The Storybook Hero
It is a rare Regency Romance indeed that can tackle adult issues while still maintaining the usual light, spirited Regency tone. With only a few caveats, The Storybook Hero does just that, giving me another author to add to my glom list.
Octavia Hadley is penniless, and rather than foolishly turn her nose up at the only opportunity for survival that has been offered, she is on board a ship to Russia to take a position as governess for a young English girl. Octavia does not think she is particularly attractive and does not believe she will ever marry. She is more than a little nervous (and quite seasick) about the unknown future that awaits her, but accepts it, nevertheless, with commendable common sense. She is brave (but not foolhardy), smart, funny, and capable – while never being outlandishly feisty. In short, Octavia is someone who would make a great friend.
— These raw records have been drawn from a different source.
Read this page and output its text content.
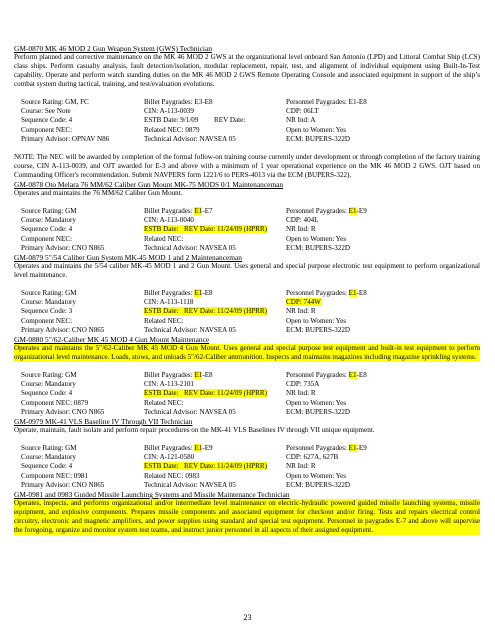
GM-0870 MK 46 MOD 2 Gun Weapon System (GWS) Technician
Perform planned and corrective maintenance on the MK 46 MOD 2 GWS at the organizational level onboard San Antonio (LPD) and Littoral Combat Ship (LCS) class ships. Perform casualty analysis, fault detection/isolation, modular replacement, repair, test, and alignment of individual equipment using Built-In-Test capability. Operate and perform watch standing duties on the MK 46 MOD 2 GWS Remote Operating Console and associated equipment in support of the ship’s combat system during tactical, training, and test/evaluation evolutions.
Source Rating: GM, FC	Billet Paygrades: E3-E8	Personnel Paygrades: E1-E8
Course: See Note	CIN: A-113-0039	CDP: 06LT
Sequence Code: 4	ESTB Date: 9/1/09 REV Date:	NR Ind: A
Component NEC:	Related NEC: 0879	Open to Women: Yes
Primary Advisor: OPNAV N86	Technical Advisor: NAVSEA 05	ECM: BUPERS-322D
NOTE: The NEC will be awarded by completion of the formal follow-on training course currently under development or through completion of the factory training course, CIN A-113-0039, and OJT awarded for E-3 and above with a minimum of 1 year operational experience on the MK 46 MOD 2 GWS. OJT based on Commanding Officer's recommendation. Submit NAVPERS form 1221/6 to PERS-4013 via the ECM (BUPERS-322).
GM-0878 Oto Melara 76 MM/62 Caliber Gun Mount MK-75 MODS 0/1 Maintenanceman
Operates and maintains the 76 MM/62 Caliber Gun Mount.
Source Rating: GM	Billet Paygrades: E1-E7	Personnel Paygrades: E1-E9
Course: Mandatory	CIN: A-113-0040	CDP: 404L
Sequence Code: 4	ESTB Date: REV Date: 11/24/09 (HPRR)	NR Ind: R
Component NEC:	Related NEC:	Open to Women: Yes
Primary Advisor: CNO N865	Technical Advisor: NAVSEA 05	ECM: BUPERS-322D
GM-0879 5"/54 Caliber Gun System MK-45 MOD 1 and 2 Maintenanceman
Operates and maintains the 5/54 caliber MK-45 MOD 1 and 2 Gun Mount. Uses general and special purpose electronic test equipment to perform organizational level maintenance.
Source Rating: GM	Billet Paygrades: E1-E8	Personnel Paygrades: E1-E8
Course: Mandatory	CIN: A-113-1118	CDP: 744W
Sequence Code: 3	ESTB Date: REV Date: 11/24/09 (HPRR)	NR Ind: R
Component NEC:	Related NEC:	Open to Women: Yes
Primary Advisor: CNO N865	Technical Advisor: NAVSEA 05	ECM: BUPERS-322D
GM-0880 5"/62-Caliber MK 45 MOD 4 Gun Mount Maintenance
Operates and maintains the 5"/62-Caliber MK 45 MOD 4 Gun Mount. Uses general and special purpose test equipment and built-in test equipment to perform organizational level maintenance. Loads, stows, and unloads 5"/62-Caliber ammunition. Inspects and maintains magazines including magazine sprinkling systems.
Source Rating: GM	Billet Paygrades: E1-E8	Personnel Paygrades: E1-E8
Course: Mandatory	CIN: A-113-2101	CDP: 735A
Sequence Code: 4	ESTB Date: REV Date: 11/24/09 (HPRR)	NR Ind: R
Component NEC: 0879	Related NEC:	Open to Women: Yes
Primary Advisor: CNO N865	Technical Advisor: NAVSEA 05	ECM: BUPERS-322D
GM-0979 MK-41 VLS Baseline IV Through VII Technician
Operate, maintain, fault isolate and perform repair procedures on the MK-41 VLS Baselines IV through VII unique equipment.
Source Rating: GM	Billet Paygrades: E1-E9	Personnel Paygrades: E1-E9
Course: Mandatory	CIN: A-121-0580	CDP: 627A, 627B
Sequence Code: 4	ESTB Date: REV Date: 11/24/09 (HPRR)	NR Ind: R
Component NEC: 0981	Related NEC: 0983	Open to Women: Yes
Primary Advisor: CNO N865	Technical Advisor: NAVSEA 05	ECM: BUPERS-322D
GM-0981 and 0983 Guided Missile Launching Systems and Missile Maintenance Technician
Operates, inspects, and performs organizational and/or intermediate level maintenance on electric-hydraulic powered guided missile launching systems, missile equipment, and explosive components. Prepares missile components and associated equipment for checkout and/or firing. Tests and repairs electrical control circuitry, electronic and magnetic amplifiers, and power supplies using standard and special test equipment. Personnel in paygrades E-7 and above will supervise the foregoing, organize and monitor system test teams, and instruct junior personnel in all aspects of their assigned equipment.
23
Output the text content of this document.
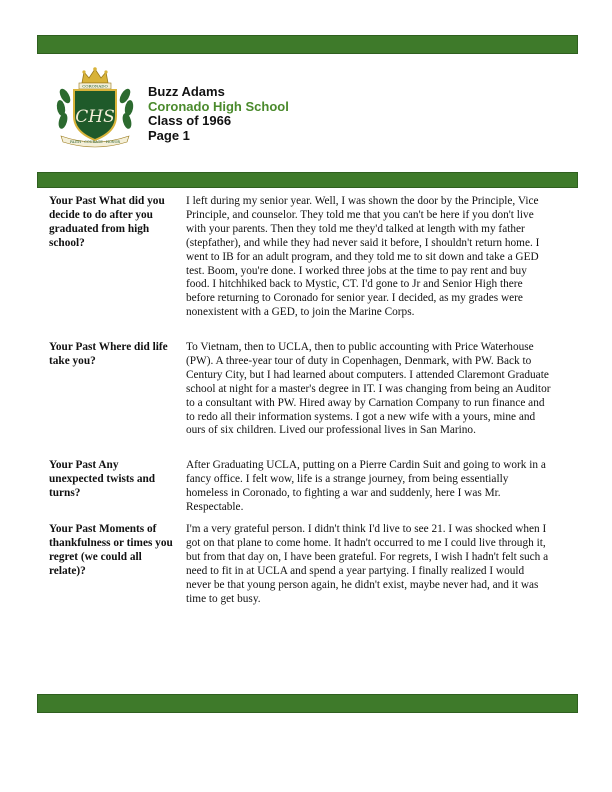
CORONADO
CHS
FAITH · COURAGE · HONOR
Buzz Adams
Coronado High School
Class of 1966
Page 1
Your Past What did you decide to do after you graduated from high school?
I left during my senior year. Well, I was shown the door by the Principle, Vice Principle, and counselor. They told me that you can't be here if you don't live with your parents. Then they told me they'd talked at length with my father (stepfather), and while they had never said it before, I shouldn't return home. I went to IB for an adult program, and they told me to sit down and take a GED test. Boom, you're done. I worked three jobs at the time to pay rent and buy food. I hitchhiked back to Mystic, CT. I'd gone to Jr and Senior High there before returning to Coronado for senior year. I decided, as my grades were nonexistent with a GED, to join the Marine Corps.
Your Past Where did life take you?
To Vietnam, then to UCLA, then to public accounting with Price Waterhouse (PW). A three-year tour of duty in Copenhagen, Denmark, with PW. Back to Century City, but I had learned about computers. I attended Claremont Graduate school at night for a master's degree in IT. I was changing from being an Auditor to a consultant with PW. Hired away by Carnation Company to run finance and to redo all their information systems. I got a new wife with a yours, mine and ours of six children. Lived our professional lives in San Marino.
Your Past Any unexpected twists and turns?
After Graduating UCLA, putting on a Pierre Cardin Suit and going to work in a fancy office. I felt wow, life is a strange journey, from being essentially homeless in Coronado, to fighting a war and suddenly, here I was Mr. Respectable.
Your Past Moments of thankfulness or times you regret (we could all relate)?
I'm a very grateful person. I didn't think I'd live to see 21. I was shocked when I got on that plane to come home. It hadn't occurred to me I could live through it, but from that day on, I have been grateful. For regrets, I wish I hadn't felt such a need to fit in at UCLA and spend a year partying. I finally realized I would never be that young person again, he didn't exist, maybe never had, and it was time to get busy.
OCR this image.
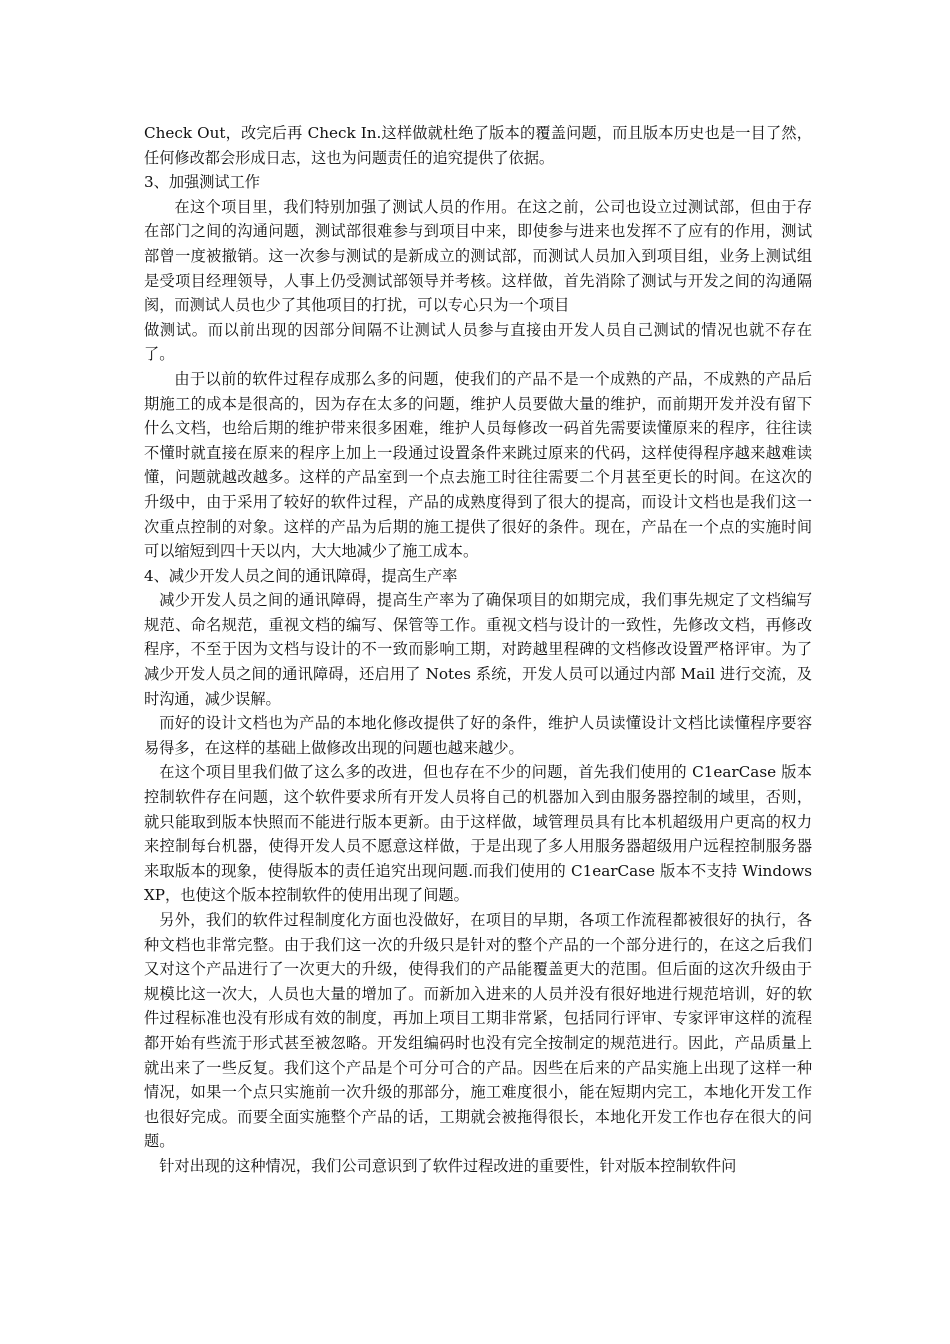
Check Out，改完后再 Check In.这样做就杜绝了版本的覆盖问题，而且版本历史也是一目了然，任何修改都会形成日志，这也为问题责任的追究提供了依据。

3、加强测试工作

在这个项目里，我们特别加强了测试人员的作用。在这之前，公司也设立过测试部，但由于存在部门之间的沟通问题，测试部很难参与到项目中来，即使参与进来也发挥不了应有的作用，测试部曾一度被撤销。这一次参与测试的是新成立的测试部，而测试人员加入到项目组，业务上测试组是受项目经理领导，人事上仍受测试部领导并考核。这样做，首先消除了测试与开发之间的沟通隔阂，而测试人员也少了其他项目的打扰，可以专心只为一个项目

做测试。而以前出现的因部分间隔不让测试人员参与直接由开发人员自己测试的情况也就不存在了。

由于以前的软件过程存成那么多的问题，使我们的产品不是一个成熟的产品，不成熟的产品后期施工的成本是很高的，因为存在太多的问题，维护人员要做大量的维护，而前期开发并没有留下什么文档，也给后期的维护带来很多困难，维护人员每修改一码首先需要读懂原来的程序，往往读不懂时就直接在原来的程序上加上一段通过设置条件来跳过原来的代码，这样使得程序越来越难读懂，问题就越改越多。这样的产品室到一个点去施工时往往需要二个月甚至更长的时间。在这次的升级中，由于采用了较好的软件过程，产品的成熟度得到了很大的提高，而设计文档也是我们这一次重点控制的对象。这样的产品为后期的施工提供了很好的条件。现在，产品在一个点的实施时间可以缩短到四十天以内，大大地减少了施工成本。

4、减少开发人员之间的通讯障碍，提高生产率

减少开发人员之间的通讯障碍，提高生产率为了确保项目的如期完成，我们事先规定了文档编写规范、命名规范，重视文档的编写、保管等工作。重视文档与设计的一致性，先修改文档，再修改程序，不至于因为文档与设计的不一致而影响工期，对跨越里程碑的文档修改设置严格评审。为了减少开发人员之间的通讯障碍，还启用了 Notes 系统，开发人员可以通过内部 Mail 进行交流，及时沟通，减少误解。

而好的设计文档也为产品的本地化修改提供了好的条件，维护人员读懂设计文档比读懂程序要容易得多，在这样的基础上做修改出现的问题也越来越少。

在这个项目里我们做了这么多的改进，但也存在不少的问题，首先我们使用的 C1earCase 版本控制软件存在问题，这个软件要求所有开发人员将自己的机器加入到由服务器控制的域里，否则，就只能取到版本快照而不能进行版本更新。由于这样做，域管理员具有比本机超级用户更高的权力来控制每台机器，使得开发人员不愿意这样做，于是出现了多人用服务器超级用户远程控制服务器来取版本的现象，使得版本的责任追究出现问题.而我们使用的 C1earCase 版本不支持 Windows XP，也使这个版本控制软件的使用出现了间题。

另外，我们的软件过程制度化方面也没做好，在项目的早期，各项工作流程都被很好的执行，各种文档也非常完整。由于我们这一次的升级只是针对的整个产品的一个部分进行的，在这之后我们又对这个产品进行了一次更大的升级，使得我们的产品能覆盖更大的范围。但后面的这次升级由于规模比这一次大，人员也大量的增加了。而新加入进来的人员并没有很好地进行规范培训，好的软件过程标准也没有形成有效的制度，再加上项目工期非常紧，包括同行评审、专家评审这样的流程都开始有些流于形式甚至被忽略。开发组编码时也没有完全按制定的规范进行。因此，产品质量上就出来了一些反复。我们这个产品是个可分可合的产品。因些在后来的产品实施上出现了这样一种情况，如果一个点只实施前一次升级的那部分，施工难度很小，能在短期内完工，本地化开发工作也很好完成。而要全面实施整个产品的话，工期就会被拖得很长，本地化开发工作也存在很大的问题。

针对出现的这种情况，我们公司意识到了软件过程改进的重要性，针对版本控制软件问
Alexander Sheffield, on the other hand, is a deplorable rake, a man who seems hell-bent on destruction; he is most definitely not the sexy, bored kind of rake that a good woman can easily reform (at least in fiction, anyway). Just about everyone in his family (including himself) think he was responsible for his brother’s death, and so he spends his time drinking, wenching, and gambling – and making sure everyone knows it . His uncle, the only family member who still believes in him, asks that Alexander travel to Russia to bring back a young cousin, a twelve year-old boy who has lost his mother and whose uncle will stop at nothing to steal his fortune. The family believes this trip will either be the making of Alexander, or will free them from having to deal with him anymore since he’ll continue his destructive lifestyle in far away Russia.
On the boat, Alexander nurses his seasickness with brandy. When he’s drunk and the ship is roiling, he encounters Octavia, and the sparks fly when he insults her and she delivers a telling blow right back at him. Once they leave the ship, each heads off in their own direction but thoughts of the other intrude. They run into one another unexpectedly when both adults have been forced to try to take their respective twelve year-old charges back to England. When the two females run into trouble, Alexander arrives in the nick of time to save the day, just like a storybook hero. Given the perilous circumstances – Napoleon’s army marching into Russia, the Russian army marching around, too – as well as the cold, the two decide to team up to try to get the children to safety. Since Octavia does not know Alexander’s history, she takes him at face value, and during the course of their travels together he is clever, brave, self-sacrificing, funny and capable. Despite the cold, hunger and danger, Alexander and Octavia manage to fall in love, both becoming better people as a result of their deepening relationship. (In Alexander’s case, honestly, it’s not too hard to improve. He was a cad.)
Their growing relationship depends on their mutual attraction, yes, but also on their respective strengths and shortcomings. Octavia is a no-nonsense, take-charge person, but she is also able to see when she cannot handle a situation by herself. Since he is accustomed to disappointing everyone around him, Alexander finds it wonderful that Octavia respects his ideas, opinions and leadership. All in all, it seems clear that each is the missing piece of the other, and the united couple is much better than their separate halves. Eventually, of course, he becomes the Storybook Hero of the title, even though at the book’s onset the title would be bestowed only in irony.
The only shortfalls of the book are the depiction of Alexander’s siblings. They are cookie cutter characters, and their reform happens much less realistically than Alexander’s does. The family also does something that seems a bit far-fetched, but to reveal more would be a spoiler.
The unusual setting, understated but effective use of historical details, and the realistic portrayals of the hero, heroine, and the children, make The Storybook Hero a deep Regency Romance, a phrase which is often an oxymoron. I found myself wishing that this were a full-length historical so I could spend more time with Alexander and Octavia.